The real crisis as it is today, is the changing nature of bourgeois capitalist society. As it was then it is today, society is going through major changes at all levels, including the transformation of the means of production into robotics, cybernetics and AI. It means capitalism itself is transforming through technological change, not just to a gig economy but eventually a return to artisanal production at home using new technologies like 3D printing.

As well the collapsing nature of capitalism as well as its positivist transformations, it remains in permanent crisis, why in order to sell weapons, oil, etc. Since the turn of last century the Barbarism of capitalism that we first saw in the American Civil War created the First and Second World Wars, interrupted by two revolutions the Russian and Spanish.

Since then there has been no real post war peace, war continued on the Korean Peninsula,
unresolved it was the beginning of many failed missions by American Imperialism to dominate the Asia Pacific as well as Europe and the Middle East. Today North Korea is 
convenient scapegoat that loves the role and attention it merits 

After Korea it was Vietnam, picking up from the French who abandoned the struggle against
post war nationalism and anti-colonialism, something you would have thought America would champion, but this was the era of the Red Scare and the Cold War.

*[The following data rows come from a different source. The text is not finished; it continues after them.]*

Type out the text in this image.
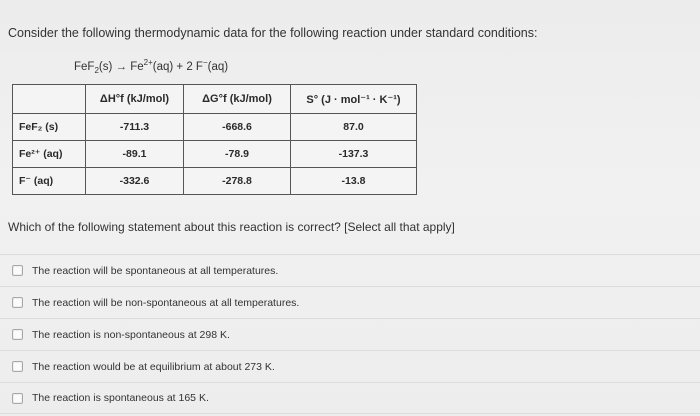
Consider the following thermodynamic data for the following reaction under standard conditions:
$FeF_2(s) \to Fe^{2+}(aq) + 2$ F−(aq)
	ΔH°f (kJ/mol)	ΔG°f (kJ/mol)	S° (J · mol⁻¹ · K⁻¹)
FeF₂ (s)	-711.3	-668.6	87.0
Fe²⁺ (aq)	-89.1	-78.9	-137.3
F⁻ (aq)	-332.6	-278.8	-13.8
Which of the following statement about this reaction is correct? [Select all that apply]
The reaction will be spontaneous at all temperatures.
The reaction will be non-spontaneous at all temperatures.
The reaction is non-spontaneous at 298 K.
The reaction would be at equilibrium at about 273 K.
The reaction is spontaneous at 165 K.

Cuba was subject to American Imperialism as well as Santa Domingo, whose general strike was viciously put down by American Troops. many of them black being asked to shoot 
unarmed protestors. 

As Michael Kidron wrote post modern Capitalism and its State are what Eisenhower called the Military Industrial Complex and what Kidron calls  the Permanent Arms Economy, as famed Canadian economist Kenneth Galbraith also discussed in his book and TV series
that came out at the same time in Seventies.

Kidron has been proven right by the continuous sale of weapons world wide, and it is these weapons that are the source of other crimes, in particular drug running, in order to pay for them. America  is the worlds largest gun runner, if its not creating wars, invasions it is selling weapons to those in conflict.

Its most recent sale to a client state, was over $100 million dollars to Saudi Arabia, for them to also gun run and to use against the Shia whom they are conducting an ethnic cleansing war in Yemen.

Wars in Iraq, Libya, Syria, Yemen, all caused by the USA in its so called war on Terror, which is just another name for gun running.

Today we face once again the choice Socialism for survival and sustainability, vs Barbarism.
The Barbarians are Aryan Nationalist White Nationalists America, Brit, Russian, French,etc etc Nationalists. Nationalism is Fascism.